Kamel Daoud pourra attendre longtemps avant de croire qu’il pourra parler de nous, à peu de frais, avec mépris savant et majesté volée. Il n’est qu’un homme, lui aussi, et le fait d’être un homme de plume, même reconnu par un prix littéraire français ou mondialement reconnu, ne justifie en rien l’arrogance, le magistère moral et la préciosité qu’il réserve inlassablement, dans ses chroniques, à l’Algérie et au peuple algérien. Notre écrivain a adopté, par mimétisme et par confort, les lunettes du milieu qui l’emploie et il ne peut voir la réalité algérienne pour ce qu’elle est, mais tel que le filtre mental de ses lecteurs outre-Algérie veulent la percevoir. Les sciences cognitives connaissent cette insuffisance : Kamel Daoud a un biais cognitif. Il prend cela pour de la pensée libre, quand ce ne sont que ses ruminations. Cela lui permet d’alimenter ses marottes et de vendre un article en diffamant un peuple à peu de frais. Il est à craindre que cela soit incurable : il prétend sonder tous nos reins alors qu’il lui faudrait d’abord savoir s’analyser lui-même.

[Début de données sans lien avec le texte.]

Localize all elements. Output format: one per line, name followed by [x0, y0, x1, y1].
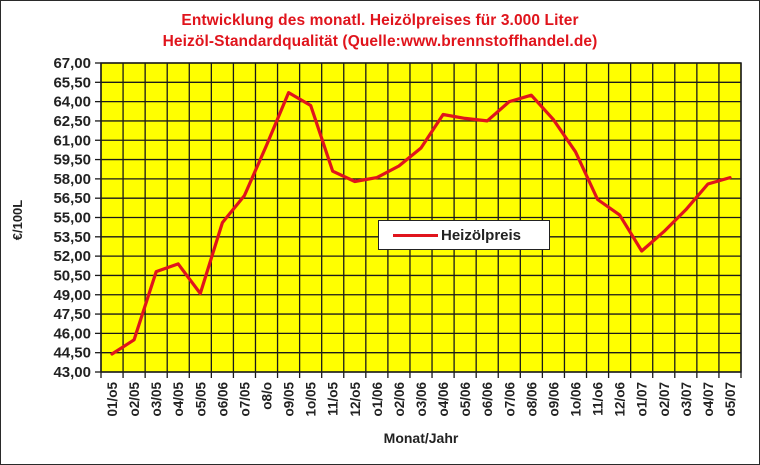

Troublé et outré par des présidences pitoyables (prédation, oligarchie croissante, viol de la Constitution, mise en danger de ses richesses nationales au service de pays étrangers), déçu de cet abus de confiance, voilà un peuple qui sort massivement pour objecter contre une présidence insolente, incompétente et voleuse. Ce peuple sort chaque semaine, depuis près d’un an, toutes régions confondues, toutes générations confondues, toutes obédiences confondues, femmes et hommes, hommes de culture et ouvriers, journalistes et grands-parents, avocats et enfants. Il renoue avec sa joie d’être et fait le pari de la réappropriation pacifique de sa personnalité culturelle et de sa citoyenneté. Ce peuple, malgré toutes les difficultés, est méritant, responsable, conscient et si radieux. Kamel Daoud le méprise ? Nous, nous l’admirons.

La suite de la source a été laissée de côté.